Précisons que je n’ai pas vécu les événements, et que je ne me sens donc pas le droit de juger le comportement des victimes. Mais je reste gêné que la colère ne s’exprime pas davantage. Je comprends qu’on veuille la surmonter, voire la combattre. Sans doute a-t-elle aussi quelque chose de honteux. Mais faire comme si elle n’existait pas me paraît relever à la fois du symptôme et de l’idéalisme un peu fou.

Malgré tout, le livre ménage tellement de passages sur les peurs, les doutes et les angoisses qu’il est difficile de reprocher à l’auteur son manque de sincérité. Disons que le livre fait le travail, que l’auteur mouille la chemise et que là est l’essentiel.

Le seul moment où perce une colère franche et limpide survient dans une page écrite par un ami anonyme :

« Après l’effroi et l’angoisse, c’est maintenant la colère qui me domine.
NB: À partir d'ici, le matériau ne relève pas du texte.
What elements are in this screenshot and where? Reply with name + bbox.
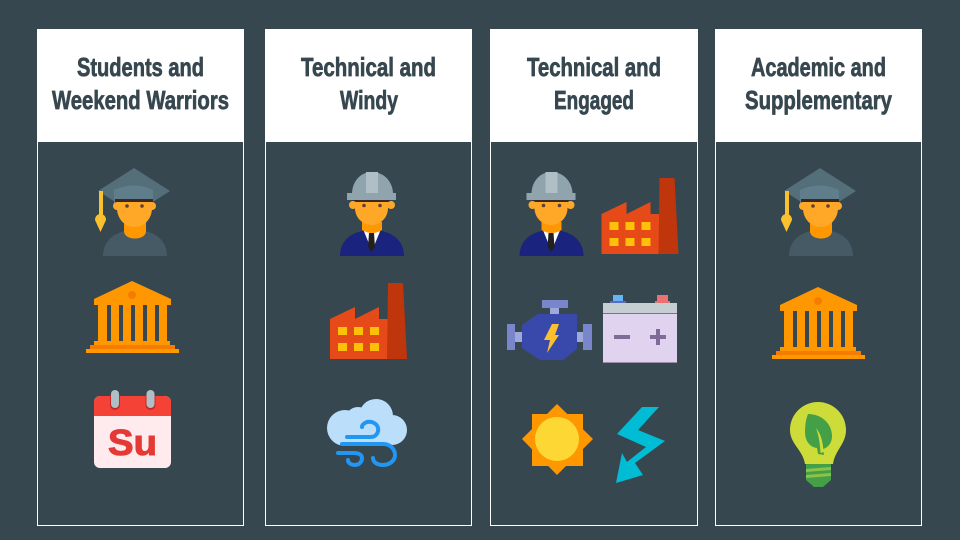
- icon: graduate: [781, 168, 856, 256]
- icon: engine: [507, 300, 592, 360]
- heading panel: windy: Technical and: [301, 52, 436, 82]
- icon: factory: [602, 178, 678, 254]
- icon: calendar Sunday: Su: [108, 422, 157, 463]
- icon: graduate: [95, 168, 170, 256]
- heading panel: supplementary: Supplementary: [745, 85, 892, 115]
- heading panel: students: Students and: [77, 52, 204, 82]
- icon: factory: [330, 283, 407, 359]
- icon: university building: [772, 287, 865, 359]
- icon: engineer: [340, 172, 404, 256]
- panel: Students and Weekend Warriors: [37, 29, 244, 526]
- icon: calendar Sunday: [94, 390, 171, 468]
- heading panel: windy: Windy: [340, 85, 398, 115]
- icon: battery: [603, 295, 677, 363]
- panel: Technical and Engaged: [490, 29, 698, 526]
- heading panel: supplementary: [715, 29, 922, 142]
- panel: Academic and Supplementary: [715, 29, 922, 526]
- heading panel: windy: [265, 29, 472, 142]
- icon: lightning arrow: [616, 407, 665, 483]
- heading panel: engaged: [490, 29, 698, 142]
- heading panel: engaged: Engaged: [554, 85, 634, 115]
- icon: engineer: [520, 172, 584, 256]
- panel: Technical and Windy: [265, 29, 472, 526]
- icon: university building: [86, 281, 179, 353]
- icon: windy cloud: [327, 399, 407, 465]
- heading panel: engaged: Technical and: [527, 52, 661, 82]
- icon: eco light bulb: [790, 402, 846, 487]
- heading panel: students: [37, 29, 244, 142]
- heading panel: students: Weekend Warriors: [52, 85, 229, 115]
- icon: sun: [522, 404, 593, 475]
- heading panel: supplementary: Academic and: [751, 52, 886, 82]
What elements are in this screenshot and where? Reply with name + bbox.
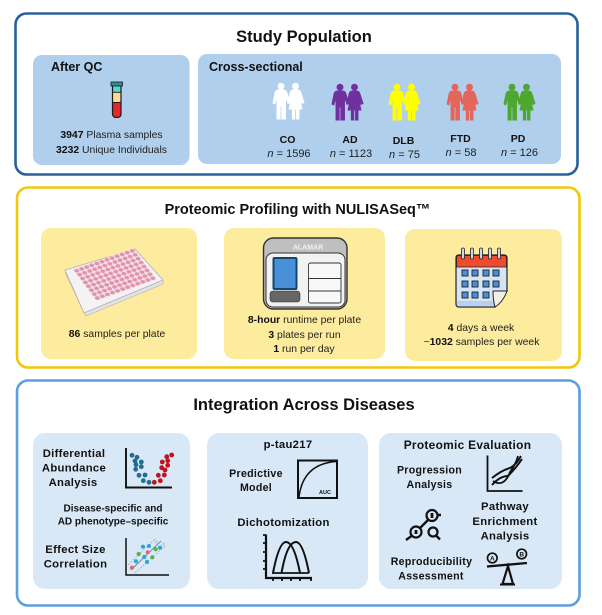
text: differential abundance analysis bbox=[42, 448, 106, 489]
text: run parameters: 3 plates per run bbox=[268, 330, 341, 341]
heading: integration across diseases: Integration Across Diseases bbox=[193, 396, 415, 414]
group: FTD: n = 58 bbox=[446, 147, 476, 159]
card: plate bbox=[41, 228, 197, 359]
group: AD: AD bbox=[342, 134, 358, 146]
chart: correlation scatter bbox=[126, 538, 169, 575]
text: run parameters bbox=[248, 315, 361, 355]
text: sample counts: 3947 Plasma samples bbox=[60, 130, 163, 141]
group: PD bbox=[501, 84, 538, 159]
icon: blood tube bbox=[111, 82, 122, 118]
icon: calendar bbox=[456, 248, 507, 307]
text: reproducibility assessment: Assessment bbox=[398, 570, 464, 582]
text: progression analysis bbox=[397, 464, 462, 491]
text: differential abundance analysis: Abundance bbox=[42, 462, 106, 474]
group: CO: n = 1596 bbox=[267, 148, 311, 160]
heading: proteomic evaluation: Proteomic Evaluation bbox=[404, 438, 531, 452]
icon: balance scale: B bbox=[519, 552, 524, 558]
text: effect size correlation bbox=[44, 544, 107, 570]
heading: p-tau217: p-tau217 bbox=[264, 439, 312, 451]
icon: balance scale: A bbox=[490, 556, 495, 562]
chart: volcano plot bbox=[126, 448, 174, 488]
icon: Alamar instrument: ALAMAR bbox=[293, 244, 323, 252]
panel: proteomic profiling bbox=[17, 188, 580, 368]
icon: balance scale bbox=[487, 549, 527, 584]
text: run parameters: 8-hour runtime per plate bbox=[248, 315, 361, 326]
heading: after QC: After QC bbox=[51, 60, 102, 74]
chart: AUC curve bbox=[298, 460, 337, 498]
text: dichotomization: Dichotomization bbox=[237, 517, 330, 529]
text: weekly throughput bbox=[424, 323, 540, 348]
heading: study population: Study Population bbox=[236, 28, 372, 46]
card: cross-sectional bbox=[198, 54, 561, 164]
text: reproducibility assessment bbox=[391, 556, 472, 582]
card: instrument bbox=[224, 228, 385, 359]
text: disease-specific note bbox=[58, 504, 169, 528]
card: differential abundance bbox=[33, 433, 190, 589]
heading: proteomic profiling: Proteomic Profiling with NULISASeq™ bbox=[165, 202, 430, 218]
text: predictive model: Model bbox=[240, 482, 272, 494]
text: progression analysis: Progression bbox=[397, 464, 462, 476]
group: PD: n = 126 bbox=[501, 147, 538, 159]
group: DLB bbox=[389, 84, 420, 161]
group: CO: CO bbox=[280, 134, 295, 146]
group: DLB: DLB bbox=[393, 135, 415, 147]
group: AD: n = 1123 bbox=[330, 148, 372, 160]
text: pathway enrichment analysis: Analysis bbox=[481, 530, 529, 542]
text: reproducibility assessment: Reproducibility bbox=[391, 556, 472, 568]
group: FTD bbox=[446, 84, 478, 159]
heading: cross-sectional: Cross-sectional bbox=[209, 60, 303, 74]
text: progression analysis: Analysis bbox=[407, 479, 452, 491]
group: PD: PD bbox=[511, 133, 526, 145]
card: p-tau217 bbox=[207, 433, 368, 589]
chart: AUC curve: AUC bbox=[319, 490, 331, 496]
text: samples per plate: 86 samples per plate bbox=[69, 329, 165, 340]
text: weekly throughput: 4 days a week bbox=[448, 323, 515, 334]
text: pathway enrichment analysis bbox=[472, 501, 538, 542]
text: sample counts bbox=[56, 130, 167, 156]
chart: overlapping distributions bbox=[263, 534, 312, 581]
text: predictive model: Predictive bbox=[229, 468, 283, 480]
text: differential abundance analysis: Differential bbox=[43, 448, 105, 460]
group: FTD: FTD bbox=[450, 133, 471, 145]
text: disease-specific note: AD phenotype–specific bbox=[58, 516, 169, 528]
panel: study population bbox=[16, 14, 578, 174]
chart: progression lines bbox=[488, 456, 522, 491]
text: predictive model bbox=[229, 468, 283, 494]
icon: pathway enrichment bbox=[406, 510, 441, 540]
text: disease-specific note: Disease-specific and bbox=[64, 504, 162, 514]
card: proteomic evaluation bbox=[379, 433, 562, 589]
card: after QC bbox=[33, 55, 190, 165]
group: AD bbox=[330, 84, 372, 160]
text: effect size correlation: Correlation bbox=[44, 558, 107, 570]
text: sample counts: 3232 Unique Individuals bbox=[56, 145, 167, 156]
text: run parameters: 1 run per day bbox=[273, 344, 335, 355]
group: DLB: n = 75 bbox=[389, 149, 420, 161]
text: weekly throughput: ~1032 samples per week bbox=[424, 337, 540, 348]
text: pathway enrichment analysis: Enrichment bbox=[472, 516, 538, 528]
text: differential abundance analysis: Analysis bbox=[49, 477, 97, 489]
text: effect size correlation: Effect Size bbox=[45, 544, 106, 556]
panel: integration across diseases bbox=[17, 380, 580, 606]
icon: Alamar instrument bbox=[264, 238, 347, 309]
card: schedule bbox=[405, 229, 562, 361]
text: pathway enrichment analysis: Pathway bbox=[481, 501, 529, 513]
group: CO bbox=[267, 83, 311, 160]
icon: 96-well plate bbox=[65, 248, 163, 316]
Colère contre ces barbares – qu’est-ce qu’ils croient ? –, colère contre ma patrie incapable de protéger sa jeunesse – alors voilà, on peut débarquer à Paris avec des kalachnikovs et ouvrir le feu au hasard, ou pas forcément au hasard mais sur n’importe qui – et Dieu est dans n’importe qui –, colère contre Erwan qui sort sans téléphone portable – comme si ça pouvait changer quelque chose à ce moment-là – et colère à nouveau contre Erwan parce que je suis certain que, quand il va sortir de cet enfer, il ne va même pas leur en vouloir, il va continuer à regarder le monde avec sa tête de cyber ludion au charme en bandoulière – et c’est tant mieux. » (Page 61)
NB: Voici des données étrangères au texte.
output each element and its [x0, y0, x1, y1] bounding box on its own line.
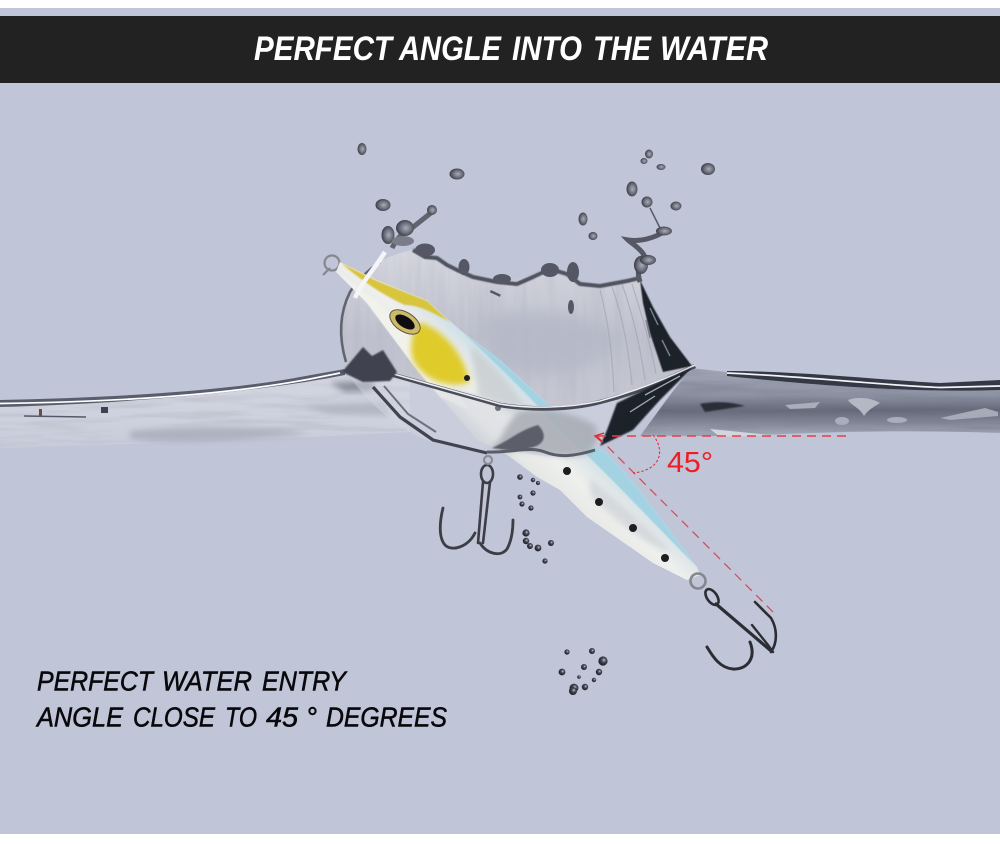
crown right dark wall [640, 280, 692, 372]
title: ANGLE [398, 30, 502, 68]
nose ring [323, 256, 340, 275]
water surface: left band [0, 369, 410, 450]
caption line 2: TO [225, 702, 257, 732]
angle label: 45° [667, 447, 713, 479]
lure yellow back [341, 263, 450, 322]
caption line 1: WATER [162, 666, 252, 696]
rear treble hook [703, 587, 776, 669]
title banner [0, 16, 1000, 83]
caption line 1: PERFECT [37, 666, 155, 696]
caption [35, 666, 448, 732]
crown ribs [600, 284, 656, 392]
caption line 2: ANGLE [35, 702, 124, 732]
left fold [342, 347, 397, 382]
arrow tip [595, 433, 604, 442]
lure head silver [338, 272, 470, 410]
crown dark rim [413, 250, 640, 286]
lower fold over lure [490, 409, 597, 456]
caption line 2 [35, 702, 448, 732]
caption line 2: DEGREES [326, 702, 448, 732]
front treble hook [440, 456, 513, 554]
bubbles lower cluster [559, 648, 608, 695]
title: INTO [512, 30, 582, 68]
lure silver scales [470, 345, 535, 420]
left front wall [373, 387, 487, 453]
left splash column [382, 205, 437, 248]
crown right wall highlights [646, 308, 670, 356]
lure [323, 256, 706, 588]
caption line 2: 45 [266, 702, 299, 732]
tail ring [690, 574, 706, 588]
water bowl in front of lure [342, 252, 695, 456]
title [254, 30, 768, 68]
lure body [336, 262, 700, 580]
dark lower fold [492, 425, 544, 450]
right splash column [628, 208, 672, 282]
right dark wall [600, 367, 693, 446]
bowl rim [390, 366, 695, 408]
title: PERFECT [254, 30, 395, 68]
dark wall highlights [630, 376, 680, 412]
caption line 2: CLOSE [133, 702, 216, 732]
lure eye [386, 305, 424, 339]
dashed horizontal reference line [597, 435, 851, 437]
title: WATER [660, 30, 768, 68]
lure silver rear mottling [590, 478, 672, 552]
bowl rim highlight [390, 365, 695, 407]
caption line 1 [37, 666, 348, 696]
splash strand over lure [355, 252, 385, 298]
lure spots [464, 375, 669, 562]
bowl bottom edge [487, 450, 595, 456]
dashed lure axis line [597, 436, 773, 612]
lure yellow gill [411, 322, 470, 385]
water splash crown back wall [340, 205, 700, 408]
water droplets [358, 143, 715, 240]
bubbles near front hook [517, 474, 554, 564]
title: THE [593, 30, 652, 68]
water surface: right band [640, 365, 1000, 440]
caption line 1: ENTRY [262, 666, 348, 696]
crown left wall edge [341, 262, 380, 362]
angle annotation [595, 433, 851, 612]
crown spikes [415, 244, 579, 314]
caption line 2: ° [306, 702, 317, 732]
lure blue back stripe [462, 332, 697, 567]
angle arc [633, 435, 660, 473]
Ce passage pourtant simple me paraît essentiel – une sorte de préalable.

De manière ironique, c’est ainsi dans un texte annexe que sont posées quelques-unes des intuitions fondatrices. Et le dispositif littéraire – le livre alterne chapitres écrits par l’auteur et chapitres écrits par d’autres – prend alors son sens. Il valide le fait que nous avons bien affaire à un exercice littéraire et il permet, en variant les points de vue, d’offrir quelque chose comme un panel de tous les genres d’émotions provoquées par ce genre d’événement, au-delà des pudeurs, des principes et des crispations qui tiennent chacun de nous.